Hey,

I’m wondering how to implement a method with multi-threading that also allows for mutating external variables in-place. The idea is that each thread/base requires their “own” external variable for data race free mutations.

One solution I came up with is based on `FLoops.jl`

(down below). The `@floop`

macro can run the for-loop in single or multiple threads (`ex=SequentialEx()`

or `ex=ThreadedEx()`

, respectively). The `@init`

macro, together with a `deepcopy()`

, should handle data race free mutating variables.
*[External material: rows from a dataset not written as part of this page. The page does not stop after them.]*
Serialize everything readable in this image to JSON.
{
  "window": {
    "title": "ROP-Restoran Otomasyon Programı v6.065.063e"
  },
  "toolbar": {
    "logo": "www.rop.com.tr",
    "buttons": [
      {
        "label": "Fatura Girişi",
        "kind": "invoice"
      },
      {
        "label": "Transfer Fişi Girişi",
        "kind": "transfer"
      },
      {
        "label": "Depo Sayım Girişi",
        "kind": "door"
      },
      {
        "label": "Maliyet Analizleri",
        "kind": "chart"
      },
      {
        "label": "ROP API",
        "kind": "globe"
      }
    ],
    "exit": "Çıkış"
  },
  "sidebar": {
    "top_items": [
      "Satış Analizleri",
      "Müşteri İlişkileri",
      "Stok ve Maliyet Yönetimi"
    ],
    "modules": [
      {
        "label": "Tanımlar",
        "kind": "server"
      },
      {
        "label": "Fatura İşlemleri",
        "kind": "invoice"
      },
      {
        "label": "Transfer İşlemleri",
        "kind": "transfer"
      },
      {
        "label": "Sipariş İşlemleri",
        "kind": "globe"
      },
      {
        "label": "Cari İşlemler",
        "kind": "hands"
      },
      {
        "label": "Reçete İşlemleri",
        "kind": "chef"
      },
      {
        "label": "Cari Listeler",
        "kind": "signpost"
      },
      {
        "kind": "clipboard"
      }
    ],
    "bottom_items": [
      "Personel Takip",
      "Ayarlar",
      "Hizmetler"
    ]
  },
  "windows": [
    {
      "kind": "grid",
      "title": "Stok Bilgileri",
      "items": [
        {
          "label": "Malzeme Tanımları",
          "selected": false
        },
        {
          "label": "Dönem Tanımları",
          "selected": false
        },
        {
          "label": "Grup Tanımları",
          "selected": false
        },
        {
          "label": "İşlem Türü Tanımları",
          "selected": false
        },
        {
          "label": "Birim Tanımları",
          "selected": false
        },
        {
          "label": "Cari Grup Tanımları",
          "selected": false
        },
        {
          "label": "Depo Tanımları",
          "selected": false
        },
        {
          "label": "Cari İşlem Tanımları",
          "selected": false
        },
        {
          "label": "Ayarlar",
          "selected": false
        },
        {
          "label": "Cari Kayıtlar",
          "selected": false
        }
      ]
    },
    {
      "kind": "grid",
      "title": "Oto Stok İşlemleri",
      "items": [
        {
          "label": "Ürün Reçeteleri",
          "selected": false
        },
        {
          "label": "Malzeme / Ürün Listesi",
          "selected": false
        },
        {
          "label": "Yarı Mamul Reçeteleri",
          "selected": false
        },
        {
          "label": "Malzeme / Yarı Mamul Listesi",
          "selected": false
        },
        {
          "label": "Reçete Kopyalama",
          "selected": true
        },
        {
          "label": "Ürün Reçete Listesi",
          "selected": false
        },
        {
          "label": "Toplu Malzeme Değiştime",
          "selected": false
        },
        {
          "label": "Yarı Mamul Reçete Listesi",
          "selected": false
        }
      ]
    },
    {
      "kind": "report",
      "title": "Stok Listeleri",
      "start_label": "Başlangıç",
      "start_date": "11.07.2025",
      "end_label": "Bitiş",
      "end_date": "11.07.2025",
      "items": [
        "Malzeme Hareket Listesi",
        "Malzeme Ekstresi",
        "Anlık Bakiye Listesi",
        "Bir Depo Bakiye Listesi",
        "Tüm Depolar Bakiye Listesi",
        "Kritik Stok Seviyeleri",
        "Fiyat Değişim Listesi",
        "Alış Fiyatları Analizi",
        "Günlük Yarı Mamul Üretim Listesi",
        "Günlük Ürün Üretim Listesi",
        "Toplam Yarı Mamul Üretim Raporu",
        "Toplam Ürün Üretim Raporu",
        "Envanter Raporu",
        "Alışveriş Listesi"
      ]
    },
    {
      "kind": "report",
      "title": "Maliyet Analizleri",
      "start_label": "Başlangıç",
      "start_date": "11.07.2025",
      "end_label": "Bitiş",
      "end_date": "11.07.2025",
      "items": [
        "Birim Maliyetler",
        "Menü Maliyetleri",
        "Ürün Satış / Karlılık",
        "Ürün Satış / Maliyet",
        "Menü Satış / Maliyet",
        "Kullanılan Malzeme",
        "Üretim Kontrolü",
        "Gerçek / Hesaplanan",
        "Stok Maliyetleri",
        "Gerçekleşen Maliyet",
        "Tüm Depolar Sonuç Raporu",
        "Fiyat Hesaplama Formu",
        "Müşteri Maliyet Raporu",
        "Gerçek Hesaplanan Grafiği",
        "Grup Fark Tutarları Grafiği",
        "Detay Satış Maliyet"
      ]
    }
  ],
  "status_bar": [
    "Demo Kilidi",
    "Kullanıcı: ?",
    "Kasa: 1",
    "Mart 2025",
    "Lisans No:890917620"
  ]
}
Does anyone understand what I want and is the code correct and safe?

```
using FLoops
# method to emulate some "runtime"
sleep2 = t -> (b=time(); while b+t > time() end)
function FL_ex3!(y, varexternal, niter; ex=ThreadedEx())
@floop ex for i in 1:niter
@init c = deepcopy(varexternal)
sleep2(0.25)
c .= (1.0*i, 2.0*i, 3.0*i)
y[i, :] .= c
end
y
end
### sequential and multi-threading give the same output (as a check)
FL_ex3!(zeros(10, 3), zeros(3), 10, ex=SequentialEx()) == FL_ex3!(zeros(10, 3), zeros(3), 10)
# true
### compare performance multi-threaded vs. single-threaded
Threads.nthreads() # 10
using BenchmarkTools
@btime FL_ex3!(zeros(10, 3), zeros(3), 10)
# 250.124 ms (150 allocations: 10.45 KiB)
@btime FL_ex3!(zeros(10, 3), zeros(3), 10, ex=SequentialEx())
# 2.500 s (7 allocations: 960 bytes)
```

Multi-threading is a bit new to me, so sorry if the terminology is a bit off. Would be very glad for input!